Als sie die Tür lautstark hinter sich zugeworfen hat, lächelte Denise ihren Sohn dankbar an.

»Vielen Dank für deine Hilfe. Manchmal denke ich, du bist der Einzige in diesem Haus, der mich versteht.« Sie betrachtete ihn zufrieden. Er war eine gelungene Mischung aus Vater und Mutter, wie sie fand. Die schlanke Figur, das widerspenstige blonde Haar, das immer in alle Richtungen abstand und die blitzblauen Augen machten ihn zu einem begehrten Objekt in der Mädchenwelt, das jetzt den Arm um ihre Schultern legte. »Oma ist gut zu Fuß. Ein biss-chen Bewegung schadet ihr nicht. Ganz im Gegenteil. Und du darfst dir das hier alles nicht so zu Herzen nehmen, Mama. Versuch doch mal, dein eigenes Leben zu leben. Geh aus, hab Spaß, unternimm was mit Freundinnen. Dann kannst du deine Familie mit viel mehr Gleichmut ertragen.« Seine Stimme war warm und freundlich.

Denise dachte nach. Freundinnen hatte sie schon seit Jahren nicht mehr. Seit Werner in ihr Leben getreten war, hatte sich zuerst alles nur um ihn und schließlich um die Kinder und seine Mutter gedreht. Daran hatte sich nichts mehr geändert. Bis jetzt. Auf einmal erschien ihr ihr Erlebnis im Schreibwarenladen wie ein Wink des Schicksals. »Stell dir vor, was mir vorhin passiert ist …«, wollte sie eben ein vertrauliches Gespräch mit ihrem Sohn beginnen, als sie von einem Schrei aus dem oberen Stockwerk unterbrochen wurde.

»Mamaaaa, wo ist mein schwarzer Minirock? Ich kann ihn einfach nicht finden.«

Denise seufzte.

»Wahrscheinlich in der Wäsche«, antwortete sie ihrer halbwüchsigen Tochter.
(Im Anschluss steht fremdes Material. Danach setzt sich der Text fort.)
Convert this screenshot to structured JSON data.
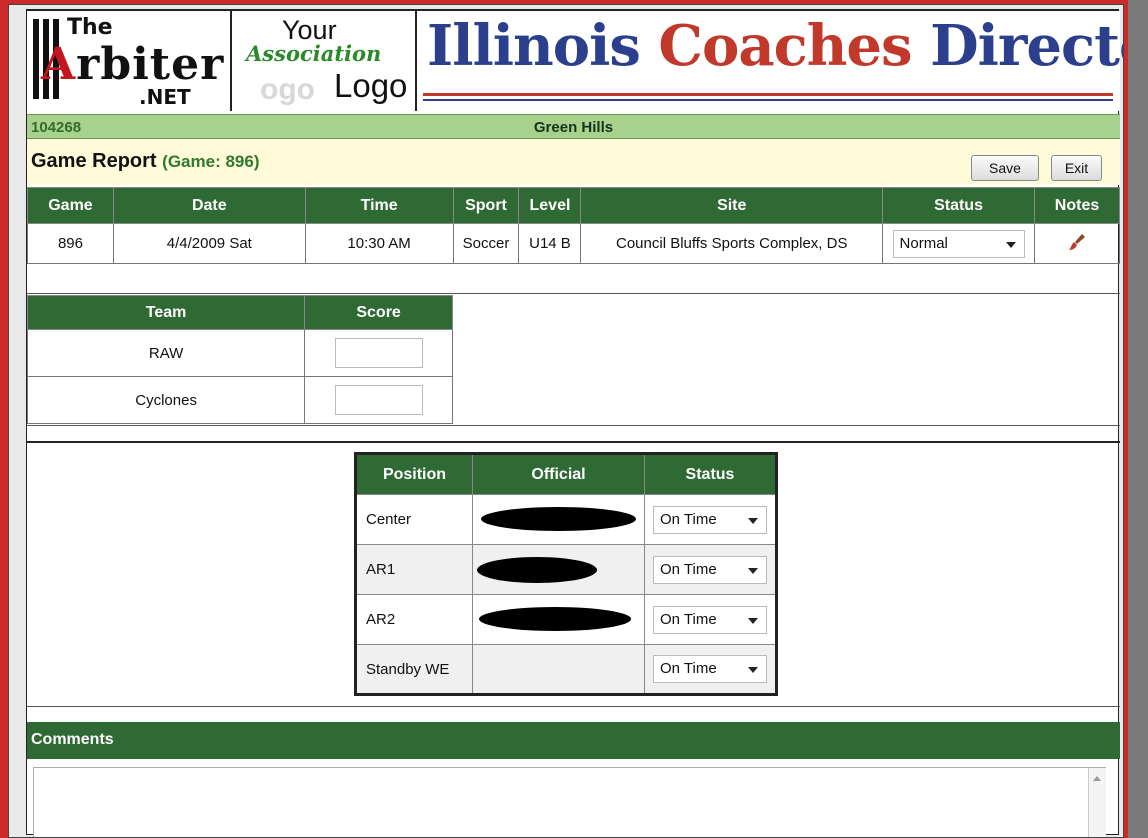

»Seit vier Wochen? Wieso tust du mir das an? Du weißt genau, dass das mein Lieblingsstück ist.« Bettina erschien in der Küchentür. Ihr hübsches Gesicht war kreidebleich vor Zorn. Auf diese Gelegenheit schien Agathe nur gewartet zu haben. Scheinheilig lächelnd gesellte sie sich wieder zu ihnen, um den Grund für den Ärger ihrer Enkelin zu erfahren. »Und was soll ich heute auf die Gartenparty anziehen?«

»Na komm, das wird sich schon finden. Zur Not wasche ich den Rock gleich mit der Hand durch. Und bis zum Nachmittag ist er trocken.« Denise öffnete den Kühlschrank. »Wo sind denn die Pralinen geblieben, die ich für die Mutter deiner Freundin gekauft habe? Als Mitbringsel.«

Bettina und ihre Großmutter warfen sich Blicke zu.